Se me ocurrió que si en alguna parte iba a existir una «Cámara del puto Comercio» sería en Glasgow.
—A mí me da igual localizar ya de paso a ese tipo, sea quien sea, pero realmente no creo que vaya a acercarme siquiera a averiguar su identidad… —Me interrumpí de golpe.
—¿Qué ocurre? —preguntó Cohen.
—No, nada. Pero resulta que a la mañana siguiente de empezar a preguntar por ahí sobre Strachan, tuve un breve tropiezo en medio de la niebla con un tipo duro armado con una pistola de calibre treinta y ocho. Y era bueno. Profesional. Quería asustarme para que dejase de investigar sobre la desaparición de Strachan.
—¿Y por qué no podría ser el Chaval?
—Demasiado joven. Vamos, podría ser. Pero eso implicaría que solo tenía diecisiete o dieciocho años en la época de los robos. Demasiado novato. Sobre todo para ejercer de matón.
—Cuando yo tenía dieciocho años era capaz de pegarle un tajo a cualquiera que se interpusiera en mi camino —aseveró Murphy con un orgullo evidente.
—No lo dudo —dije—. Pero no sé…, no acaba de convencerme.
—¿Dices que ese tipo te buscó para meterte miedo y obligarte a dejar el asunto Strachan? —preguntó Cohen.
Reflexioné un momento.

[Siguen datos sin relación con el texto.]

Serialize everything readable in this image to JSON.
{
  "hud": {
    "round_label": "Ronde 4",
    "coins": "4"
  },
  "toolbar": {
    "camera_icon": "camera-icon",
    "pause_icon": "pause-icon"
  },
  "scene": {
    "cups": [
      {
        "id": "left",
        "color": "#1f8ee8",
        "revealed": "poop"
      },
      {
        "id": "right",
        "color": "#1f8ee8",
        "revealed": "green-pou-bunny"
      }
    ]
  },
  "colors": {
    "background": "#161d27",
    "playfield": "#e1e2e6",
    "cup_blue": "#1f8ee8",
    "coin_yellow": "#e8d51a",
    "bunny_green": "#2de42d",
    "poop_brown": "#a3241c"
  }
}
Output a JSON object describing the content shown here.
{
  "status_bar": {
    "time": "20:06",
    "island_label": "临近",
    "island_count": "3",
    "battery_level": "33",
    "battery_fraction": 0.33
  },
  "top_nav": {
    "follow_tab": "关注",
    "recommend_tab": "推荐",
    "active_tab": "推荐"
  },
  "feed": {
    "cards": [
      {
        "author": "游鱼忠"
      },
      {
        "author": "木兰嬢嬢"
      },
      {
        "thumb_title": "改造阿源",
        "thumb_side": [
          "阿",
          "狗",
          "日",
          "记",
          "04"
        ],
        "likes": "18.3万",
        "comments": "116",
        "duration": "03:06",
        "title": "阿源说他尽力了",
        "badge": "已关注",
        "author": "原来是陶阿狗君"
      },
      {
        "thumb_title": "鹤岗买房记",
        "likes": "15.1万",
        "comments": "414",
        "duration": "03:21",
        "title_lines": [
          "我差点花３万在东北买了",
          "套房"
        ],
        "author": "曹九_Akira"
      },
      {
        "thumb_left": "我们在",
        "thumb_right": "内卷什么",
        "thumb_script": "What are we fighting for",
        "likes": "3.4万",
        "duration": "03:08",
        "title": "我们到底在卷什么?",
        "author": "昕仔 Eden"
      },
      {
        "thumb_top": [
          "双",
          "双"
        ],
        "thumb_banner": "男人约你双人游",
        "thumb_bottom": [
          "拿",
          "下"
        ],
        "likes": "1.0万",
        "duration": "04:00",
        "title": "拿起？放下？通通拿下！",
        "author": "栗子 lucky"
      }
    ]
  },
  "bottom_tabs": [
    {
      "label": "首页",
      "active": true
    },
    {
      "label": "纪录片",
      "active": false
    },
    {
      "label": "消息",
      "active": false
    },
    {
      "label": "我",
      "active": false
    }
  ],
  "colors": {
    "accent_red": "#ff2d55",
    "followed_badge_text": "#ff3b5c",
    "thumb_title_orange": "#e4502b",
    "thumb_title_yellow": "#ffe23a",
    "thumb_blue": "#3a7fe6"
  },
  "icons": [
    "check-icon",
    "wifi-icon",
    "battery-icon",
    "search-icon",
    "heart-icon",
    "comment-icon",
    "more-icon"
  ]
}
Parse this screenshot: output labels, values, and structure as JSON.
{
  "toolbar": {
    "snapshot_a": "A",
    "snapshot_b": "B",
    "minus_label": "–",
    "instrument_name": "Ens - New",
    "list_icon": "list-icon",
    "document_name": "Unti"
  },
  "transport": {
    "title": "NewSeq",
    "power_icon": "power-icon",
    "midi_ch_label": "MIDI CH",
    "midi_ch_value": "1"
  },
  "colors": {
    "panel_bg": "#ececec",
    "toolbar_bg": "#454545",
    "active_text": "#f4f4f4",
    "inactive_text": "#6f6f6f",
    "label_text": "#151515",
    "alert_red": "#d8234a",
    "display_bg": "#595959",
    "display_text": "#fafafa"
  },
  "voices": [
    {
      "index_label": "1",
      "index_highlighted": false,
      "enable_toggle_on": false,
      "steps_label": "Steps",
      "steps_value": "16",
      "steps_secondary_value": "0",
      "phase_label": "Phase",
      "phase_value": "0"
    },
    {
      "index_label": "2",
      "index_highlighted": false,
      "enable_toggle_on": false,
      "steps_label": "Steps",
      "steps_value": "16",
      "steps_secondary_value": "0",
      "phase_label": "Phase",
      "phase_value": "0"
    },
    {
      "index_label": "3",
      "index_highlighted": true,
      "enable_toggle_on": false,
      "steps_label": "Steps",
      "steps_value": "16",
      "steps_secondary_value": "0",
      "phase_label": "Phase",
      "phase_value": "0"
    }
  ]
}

Había una incongruencia en la edad, pero yo no había podido echarle al tipo una buena mirada. Tal vez era cinco años mayor. O tres. Bastaría con eso.
—¿Saben qué? —dije—. Si resulta que es el Chaval, se lo pondré en bandeja de plata con sumo placer. —Y añadí, para dejar las cosas claras—. Pero a pesar de todo, aceptaré esos dos mil pavos.